Passez à la Bookroom, au Photobooth, au Bookquizz et même au Brainsto (sans doute une « séance de brainstorming », mais pourquoi pas une marque de produit d’entretien). Cette initiative malheureuse a déclenché une levée de boucliers, suivie d’une pétition en forme d’éditorial, largement relayée, condamnant l’usage du « globish » plutôt que du français lors d’un événement aussi prestigieux. Publié dans Le Monde et signé par une centaine d’écrivains, artistes et journalistes de renom, l’article dénonçait un acte de « délinquance culturelle ». Les signataires étaient choqués et attristés qu’un regrettable pseudo-anglais soit utilisé pour encourager les jeunes Français à lire des livres dans leur langue maternelle. Et par-dessus le marché, dans la capitale française ! Pour couronner le tout, les organisateurs du salon ont affirmé que des trouvailles comme Bookquizz étaient « plus vivantes » que tout autre équivalent français.
Nous avons rencontré le poète et critique Alain Borer, à l’origine de l’article du Monde, qui a déclaré que la langue française était désormais à l’image de l’industrie française : elle importe tout sans rien exporter.
France-Amérique : Vous êtes professeur invité de littérature française à l’université de Californie du Sud à Los Angeles. Comment votre carrière dans un environnement anglophone a-t-elle influencé votre vision des rôles respectifs de l’anglais et du français ?
Alain Borer : En Californie, j’ai pu vérifier par expérience la qualité analytique de la langue française dans les concepts abstraits, fournis avec abondance par les grandes figures de la French Theory. Ecoutez ce très beau mot : la nuance, subtil, intraduisible et adopté en toutes les langues, il dit tout de sa langue. D’autre part, j’entends depuis quinze ans mes collègues américains me demander : « Do you have a word in french to say action, beauty, creation, decision, emotion, future? » Ils ignorent curieusement que l’anglais provient du français à 63 %, avec 37000 mots ! D’où cette remarque de Georges Bush, le 43e président : « The problem with the French is that they have no word to say entrepreneur » !

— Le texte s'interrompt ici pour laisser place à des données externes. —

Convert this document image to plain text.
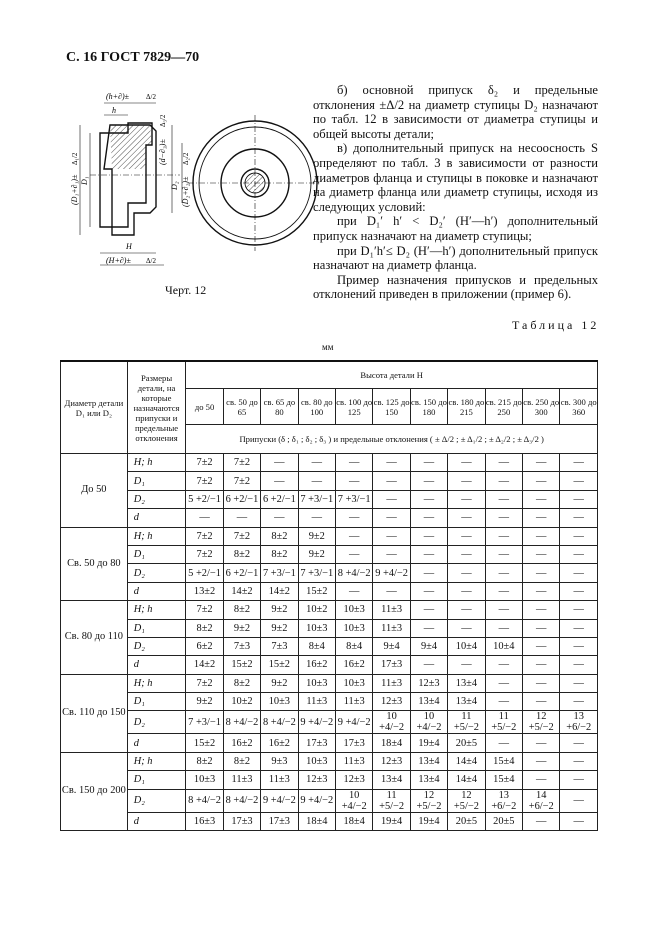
С. 16 ГОСТ 7829—70
(h+∂)± Δ/2
h
(D₁+∂₁)±
Δ₁/2
D₁
H
(H+∂)± Δ/2
(d−∂₃)±
Δ₃/2
D₂ (D₂+∂₂)±
Δ₂/2
Черт. 12

б) основной припуск δ₂ и предельные отклонения ±Δ/2 на диаметр ступицы D₂ назначают по табл. 12 в зависимости от диаметра ступицы и общей высоты детали;

в) дополнительный припуск на несоосность S определяют по табл. 3 в зависимости от разности диаметров фланца и ступицы в поковке и назначают на диаметр фланца или диаметр ступицы, исходя из следующих условий:

при D₁′ h′ < D₂′ (H′—h′) дополнительный припуск назначают на диаметр ступицы;

при D₁′h′≤ D₂ (H′—h′) дополнительный припуск назначают на диаметр фланца.

Пример назначения припусков и предельных отклонений приведен в приложении (пример 6).

Таблица 12
мм
Диаметр детали D₁ или D₂	Размеры детали, на которые назначаются припуски и предельные отклонения	Высота детали H										
		до 50	св. 50 до 65	св. 65 до 80	св. 80 до 100	св. 100 до 125	св. 125 до 150	св. 150 до 180	св. 180 до 215	св. 215 до 250	св. 250 до 300	св. 300 до 360
		Припуски (δ ; δ₁ ; δ₂ ; δ₃ ) и предельные отклонения ( ± Δ/2 ; ± Δ₁/2 ; ± Δ₂/2 ; ± Δ₃/2 )										
До 50	H; h	7±2	7±2	—	—	—	—	—	—	—	—	—
	D₁	7±2	7±2	—	—	—	—	—	—	—	—	—
	D₂	5 +2/−1	6 +2/−1	6 +2/−1	7 +3/−1	7 +3/−1	—	—	—	—	—	—
	d	—	—	—	—	—	—	—	—	—	—	—
Св. 50 до 80	H; h	7±2	7±2	8±2	9±2	—	—	—	—	—	—	—
	D₁	7±2	8±2	8±2	9±2	—	—	—	—	—	—	—
	D₂	5 +2/−1	6 +2/−1	7 +3/−1	7 +3/−1	8 +4/−2	9 +4/−2	—	—	—	—	—
	d	13±2	14±2	14±2	15±2	—	—	—	—	—	—	—
Св. 80 до 110	H; h	7±2	8±2	9±2	10±2	10±3	11±3	—	—	—	—	—
	D₁	8±2	9±2	9±2	10±3	10±3	11±3	—	—	—	—	—
	D₂	6±2	7±3	7±3	8±4	8±4	9±4	9±4	10±4	10±4	—	—
	d	14±2	15±2	15±2	16±2	16±2	17±3	—	—	—	—	—
Св. 110 до 150	H; h	7±2	8±2	9±2	10±3	10±3	11±3	12±3	13±4	—	—	—
	D₁	9±2	10±2	10±3	11±3	11±3	12±3	13±4	13±4	—	—	—
	D₂	7 +3/−1	8 +4/−2	8 +4/−2	9 +4/−2	9 +4/−2	10 +4/−2	10 +4/−2	11 +5/−2	11 +5/−2	12 +5/−2	13 +6/−2
	d	15±2	16±2	16±2	17±3	17±3	18±4	19±4	20±5	—	—	—
Св. 150 до 200	H; h	8±2	8±2	9±3	10±3	11±3	12±3	13±4	14±4	15±4	—	—
	D₁	10±3	11±3	11±3	12±3	12±3	13±4	13±4	14±4	15±4	—	—
	D₂	8 +4/−2	8 +4/−2	9 +4/−2	9 +4/−2	10 +4/−2	11 +5/−2	12 +5/−2	12 +5/−2	13 +6/−2	14 +6/−2	—
	d	16±3	17±3	17±3	18±4	18±4	19±4	19±4	20±5	20±5	—	—
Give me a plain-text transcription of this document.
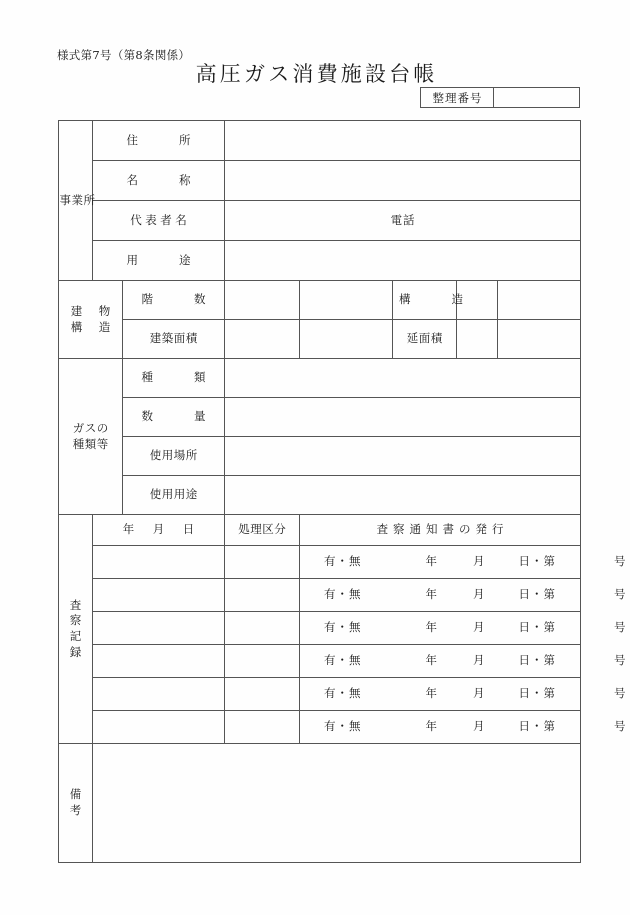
様式第7号（第8条関係）
高圧ガス消費施設台帳
整理番号
事業所	住　　所						
	名　　称						
	代表者名		電話				
	用　　途						

建　物
構　造		階　　数			構　　造		
		建築面積			延面積		

ガスの
種類等		種　　類					
		数　　量					
		使用場所					
		使用用途					

査
察
記
録	年　月　日		処理区分	査察通知書の発行			

				有・無 年 月 日・第 号			

				有・無 年 月 日・第 号			

				有・無 年 月 日・第 号			

				有・無 年 月 日・第 号			

				有・無 年 月 日・第 号			

				有・無 年 月 日・第 号			

備
考							
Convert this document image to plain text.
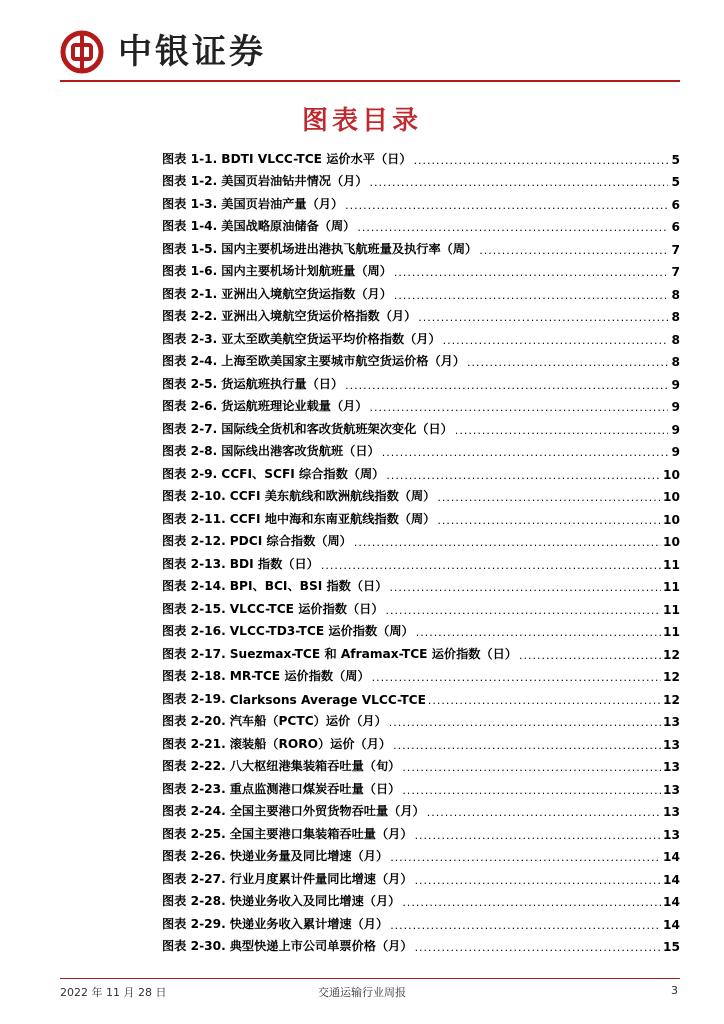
中银证券
图表目录
图表 1-1. BDTI VLCC-TCE 运价水平（日） .....	5
图表 1-2. 美国页岩油钻井情况（月） .....	5
图表 1-3. 美国页岩油产量（月） .....	6
图表 1-4. 美国战略原油储备（周） .....	6
图表 1-5. 国内主要机场进出港执飞航班量及执行率（周） .....	7
图表 1-6. 国内主要机场计划航班量（周） .....	7
图表 2-1. 亚洲出入境航空货运指数（月） .....	8
图表 2-2. 亚洲出入境航空货运价格指数（月） .....	8
图表 2-3. 亚太至欧美航空货运平均价格指数（月） .....	8
图表 2-4. 上海至欧美国家主要城市航空货运价格（月） .....	8
图表 2-5. 货运航班执行量（日） .....	9
图表 2-6. 货运航班理论业载量（月） .....	9
图表 2-7. 国际线全货机和客改货航班架次变化（日） .....	9
图表 2-8. 国际线出港客改货航班（日） .....	9
图表 2-9. CCFI、SCFI 综合指数（周） .....	10
图表 2-10. CCFI 美东航线和欧洲航线指数（周） .....	10
图表 2-11. CCFI 地中海和东南亚航线指数（周） .....	10
图表 2-12. PDCI 综合指数（周） .....	10
图表 2-13. BDI 指数（日） .....	11
图表 2-14. BPI、BCI、BSI 指数（日） .....	11
图表 2-15. VLCC-TCE 运价指数（日） .....	11
图表 2-16. VLCC-TD3-TCE 运价指数（周） .....	11
图表 2-17. Suezmax-TCE 和 Aframax-TCE 运价指数（日） .....	12
图表 2-18. MR-TCE 运价指数（周） .....	12
图表 2-19. Clarksons Average VLCC-TCE .....	12
图表 2-20. 汽车船（PCTC）运价（月） .....	13
图表 2-21. 滚装船（RORO）运价（月） .....	13
图表 2-22. 八大枢纽港集装箱吞吐量（旬） .....	13
图表 2-23. 重点监测港口煤炭吞吐量（日） .....	13
图表 2-24. 全国主要港口外贸货物吞吐量（月） .....	13
图表 2-25. 全国主要港口集装箱吞吐量（月） .....	13
图表 2-26. 快递业务量及同比增速（月） .....	14
图表 2-27. 行业月度累计件量同比增速（月） .....	14
图表 2-28. 快递业务收入及同比增速（月） .....	14
图表 2-29. 快递业务收入累计增速（月） .....	14
图表 2-30. 典型快递上市公司单票价格（月） .....	15
2022 年 11 月 28 日	交通运输行业周报	3
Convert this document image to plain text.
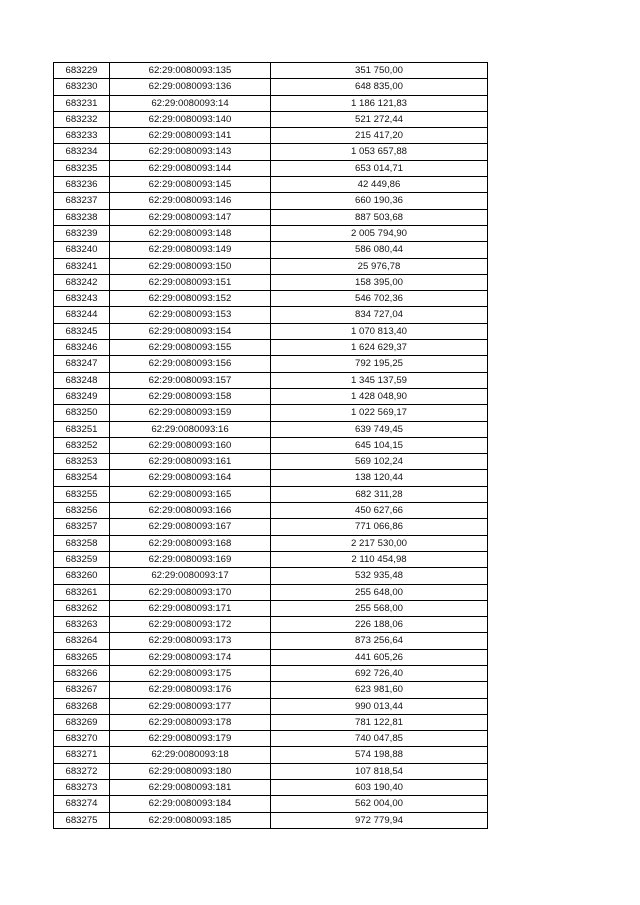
683229	62:29:0080093:135	351 750,00
683230	62:29:0080093:136	648 835,00
683231	62:29:0080093:14	1 186 121,83
683232	62:29:0080093:140	521 272,44
683233	62:29:0080093:141	215 417,20
683234	62:29:0080093:143	1 053 657,88
683235	62:29:0080093:144	653 014,71
683236	62:29:0080093:145	42 449,86
683237	62:29:0080093:146	660 190,36
683238	62:29:0080093:147	887 503,68
683239	62:29:0080093:148	2 005 794,90
683240	62:29:0080093:149	586 080,44
683241	62:29:0080093:150	25 976,78
683242	62:29:0080093:151	158 395,00
683243	62:29:0080093:152	546 702,36
683244	62:29:0080093:153	834 727,04
683245	62:29:0080093:154	1 070 813,40
683246	62:29:0080093:155	1 624 629,37
683247	62:29:0080093:156	792 195,25
683248	62:29:0080093:157	1 345 137,59
683249	62:29:0080093:158	1 428 048,90
683250	62:29:0080093:159	1 022 569,17
683251	62:29:0080093:16	639 749,45
683252	62:29:0080093:160	645 104,15
683253	62:29:0080093:161	569 102,24
683254	62:29:0080093:164	138 120,44
683255	62:29:0080093:165	682 311,28
683256	62:29:0080093:166	450 627,66
683257	62:29:0080093:167	771 066,86
683258	62:29:0080093:168	2 217 530,00
683259	62:29:0080093:169	2 110 454,98
683260	62:29:0080093:17	532 935,48
683261	62:29:0080093:170	255 648,00
683262	62:29:0080093:171	255 568,00
683263	62:29:0080093:172	226 188,06
683264	62:29:0080093:173	873 256,64
683265	62:29:0080093:174	441 605,26
683266	62:29:0080093:175	692 726,40
683267	62:29:0080093:176	623 981,60
683268	62:29:0080093:177	990 013,44
683269	62:29:0080093:178	781 122,81
683270	62:29:0080093:179	740 047,85
683271	62:29:0080093:18	574 198,88
683272	62:29:0080093:180	107 818,54
683273	62:29:0080093:181	603 190,40
683274	62:29:0080093:184	562 004,00
683275	62:29:0080093:185	972 779,94
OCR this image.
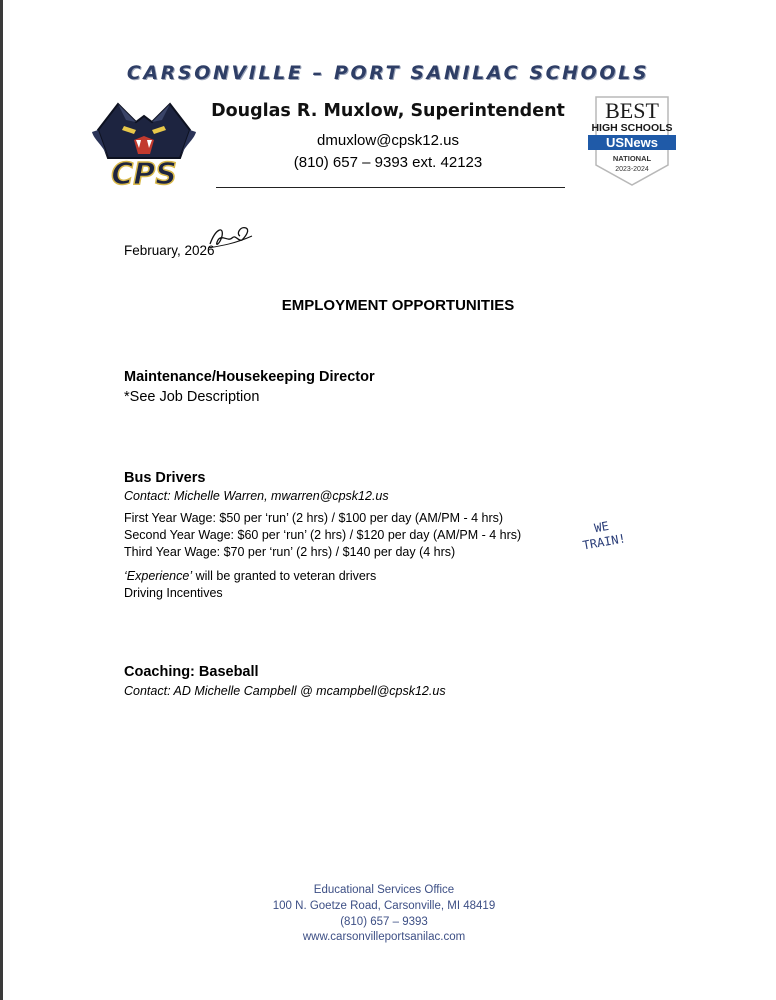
CARSONVILLE – PORT SANILAC SCHOOLS
CPS
Douglas R. Muxlow, Superintendent
dmuxlow@cpsk12.us
(810) 657 – 9393 ext. 42123
BEST
HIGH SCHOOLS
USNews
NATIONAL
2023-2024
February, 2026
EMPLOYMENT OPPORTUNITIES
Maintenance/Housekeeping Director
*See Job Description
Bus Drivers
Contact: Michelle Warren, mwarren@cpsk12.us
First Year Wage: $50 per ‘run’ (2 hrs) / $100 per day (AM/PM - 4 hrs)
Second Year Wage: $60 per ‘run’ (2 hrs) / $120 per day (AM/PM - 4 hrs)
Third Year Wage: $70 per ‘run’ (2 hrs) / $140 per day (4 hrs)
‘Experience’ will be granted to veteran drivers
Driving Incentives
WE
TRAIN!
Coaching: Baseball
Contact: AD Michelle Campbell @ mcampbell@cpsk12.us
Educational Services Office
100 N. Goetze Road, Carsonville, MI 48419
(810) 657 – 9393
www.carsonvilleportsanilac.com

Comment évoluent ces deux langues ? Vous affirmez que le français « involue ».
A l’ère virtuelle, la jeunesse américaine a perdu nombre de mots anglais raffinés et précis : adventitious, meretricious, phlegmatic, laconic, ou de belles formules de l’ancien anglais : as is his (or her) wont. La tendance générale est à la réduction des mots à une ou deux syllabes et à la contraction du vocabulaire : à ce que j’appelle des silures, des mots qui – comme ce poisson parasite de la faune – étouffent la variété du vocabulaire. Or en français, la plupart des silures sont américains : « booster » remplace à la fois propulser et dynamiser, ce qui entraine un changement d’oreille (du latin-grec à ce que j’appelle l’anglobal), dans une forme fatale de désinvention.
N’y a-t-il pas échange entre les deux langues, comme vous le disiez à l’instant ?
Désormais cet échange entre les deux civilisations (humeur qui devient humour) n’a plus cours, car les mots anglais se substituent aux mots français existant : c’est l’anglobal.
Faites-vous une distinction entre ce que vous appelez « anglobal » et le globish ?
Oui, le globish est une version simplifiée de l’anglais qui permet de voyager en Inde : vocabulaire basique, articles indéfinis, mots neutres et verbes pas déclinés. Tandis que l’anglobal est un phénomène de remplacement des mots existants, impliquant une substitution de la représentation du monde, en cela il est hégémonique doublement : de la part des Anglo-Américains qui n’apprennent plus les langues étrangères et imposent leur langue dans tous les domaines, de la part des Français qui se comportent en colonisés. Chateaubriand à la fin de ses Mémoires avait fait ce cauchemar d’un français devenu « pure transaction commerciale ».
De quel amour blessée : Réflexions sur la langue française d’Alain Borer, Gallimard, 2014.